Now two years later, it’s an honor that race organizers have chosen Seattle as a host city once again. A special surprise for me came when Sandra told me she’d be racing again. It seemed so appropriate that my dear friend Sandra would be on her way to Seattle once more, this time under sail. For this adventuresome woman, I think it will feel so much more satisfying than arriving by airplane as she did in 2016. I am so excited to see her and to cheer her on. As I write this, she is battling the wintry North Pacific aboard PSP Logistics.
Knowing she is out there on the cold North Pacific, as we were years ago, has brought so many memories flooding back. Our voyage across the north Pacific took Garth and me 49 days nonstop. Their crossing is expected to take 24-28. I am following their progress closely and I feel as though I am with them every step of the way. As they traverse these waters, I can vividly picture what they are facing – the heavy fishing and vessel traffic near the Asian coast, thick fog, and the rough waters of the Kuroshio Current near Japan, and thousands of miles windless flat water or storm-whipped waves without any features on the horizon for as far as the eye can see – to traverse the unimaginably frigid waters of the North Pacific that has taken so many lives. Though I crossed this very stretch of ocean myself, I find myself worrying about her, capable though she and her teammates are. (I now have a newfound sympathy for my mother, forced to passively wait for news of us.) Sandra’s team, PSP Logistics, is sitting in a good spot at present, but it is a big ocean—over 5,000 miles of some of the toughest conditions Mother Nature can throw at you. The teams are expected to arrive around April 19-21—depending on the wind, of course. Keep an eye out and you may spot them making their way down the Sound after conquering a rough ocean.
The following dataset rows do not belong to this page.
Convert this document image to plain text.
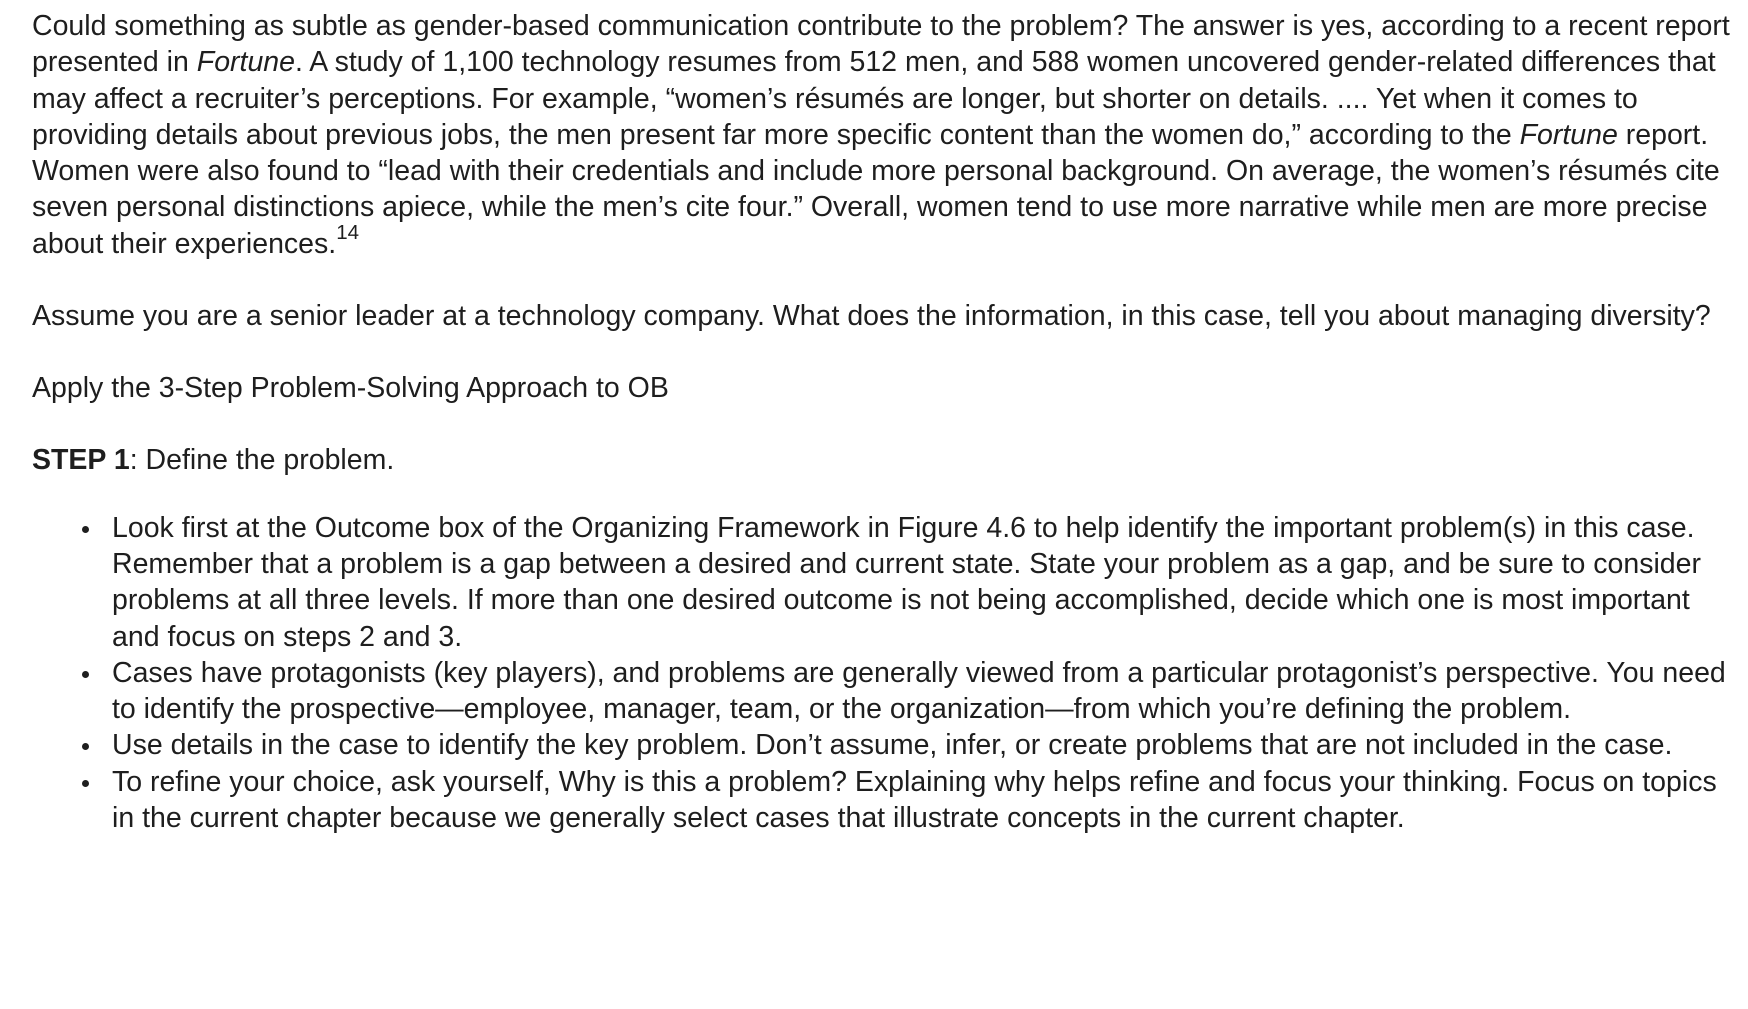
Could something as subtle as gender-based communication contribute to the problem? The answer is yes, according to a recent report presented in Fortune. A study of 1,100 technology resumes from 512 men, and 588 women uncovered gender-related differences that may affect a recruiter’s perceptions. For example, “women’s résumés are longer, but shorter on details. .... Yet when it comes to providing details about previous jobs, the men present far more specific content than the women do,” according to the Fortune report. Women were also found to “lead with their credentials and include more personal background. On average, the women’s résumés cite seven personal distinctions apiece, while the men’s cite four.” Overall, women tend to use more narrative while men are more precise about their experiences.$^{14}$

Assume you are a senior leader at a technology company. What does the information, in this case, tell you about managing diversity?

Apply the 3-Step Problem-Solving Approach to OB

STEP 1: Define the problem.

Look first at the Outcome box of the Organizing Framework in Figure 4.6 to help identify the important problem(s) in this case. Remember that a problem is a gap between a desired and current state. State your problem as a gap, and be sure to consider problems at all three levels. If more than one desired outcome is not being accomplished, decide which one is most important and focus on steps 2 and 3.
Cases have protagonists (key players), and problems are generally viewed from a particular protagonist’s perspective. You need to identify the prospective—employee, manager, team, or the organization—from which you’re defining the problem.
Use details in the case to identify the key problem. Don’t assume, infer, or create problems that are not included in the case.
To refine your choice, ask yourself, Why is this a problem? Explaining why helps refine and focus your thinking. Focus on topics in the current chapter because we generally select cases that illustrate concepts in the current chapter.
I can’t wait to see Sandra and to celebrate this huge undertaking. Unfortunately, by the time Sandra signed on to the team, I had plane tickets to San Francisco to present at the Pacific Sail and Power Boat Show. I am disappointed that I may not be here when she arrives. Do me a favor: Keep track of PSP Logistics and give Sandra the warm welcome I would if I were here. While you are at it, give them all a warm welcome.
I am so encouraged to see two women skippers in this race, Wendy Tuck back again aboard Sanya and Nikki Henderson on Visit Seattle. I’ve been following them just as closely as Sandra and the PSP Logistics crew. Plus, I’m happy to see how mixed the crews are aboard these vessels. I love sailing in all forms, racing or cruising. It’s all good. For this city of sailors of varied interests, it’s a treat to have such a world class event sail into our incredible local waters. We want them to return again and again!
I urge you not to miss this unique opportunity be an ambassador for our city. Attend one of the “meet and greet” events scheduled around town. Take a tour of these impressive racing machines and imagine yourself shoehorned into their cramped, smelly interiors living among twenty strangers under volatile conditions. Look for the telltale Clipper RTW jackets and listen for accents from all parts of the globe. Welcome them. Help the crews navigate this confusing traffic-bound city of hills and waterways. Help them obtain the provisions and boat parts they need to carry on. Offer a lift, a sack lunch, or a helping hand and you may make a friend.
See a full details of Clipper Round the World Stopover activities here: https://www.clipperroundtheworld.com/race/port/west-coast-usa-2017-18
Fortunately, I expect to be here shortly after the finish and before the start of the next leg, when local sailors like Seattle’s own Lizabeth Rose will join others embarking on the journey of their lives.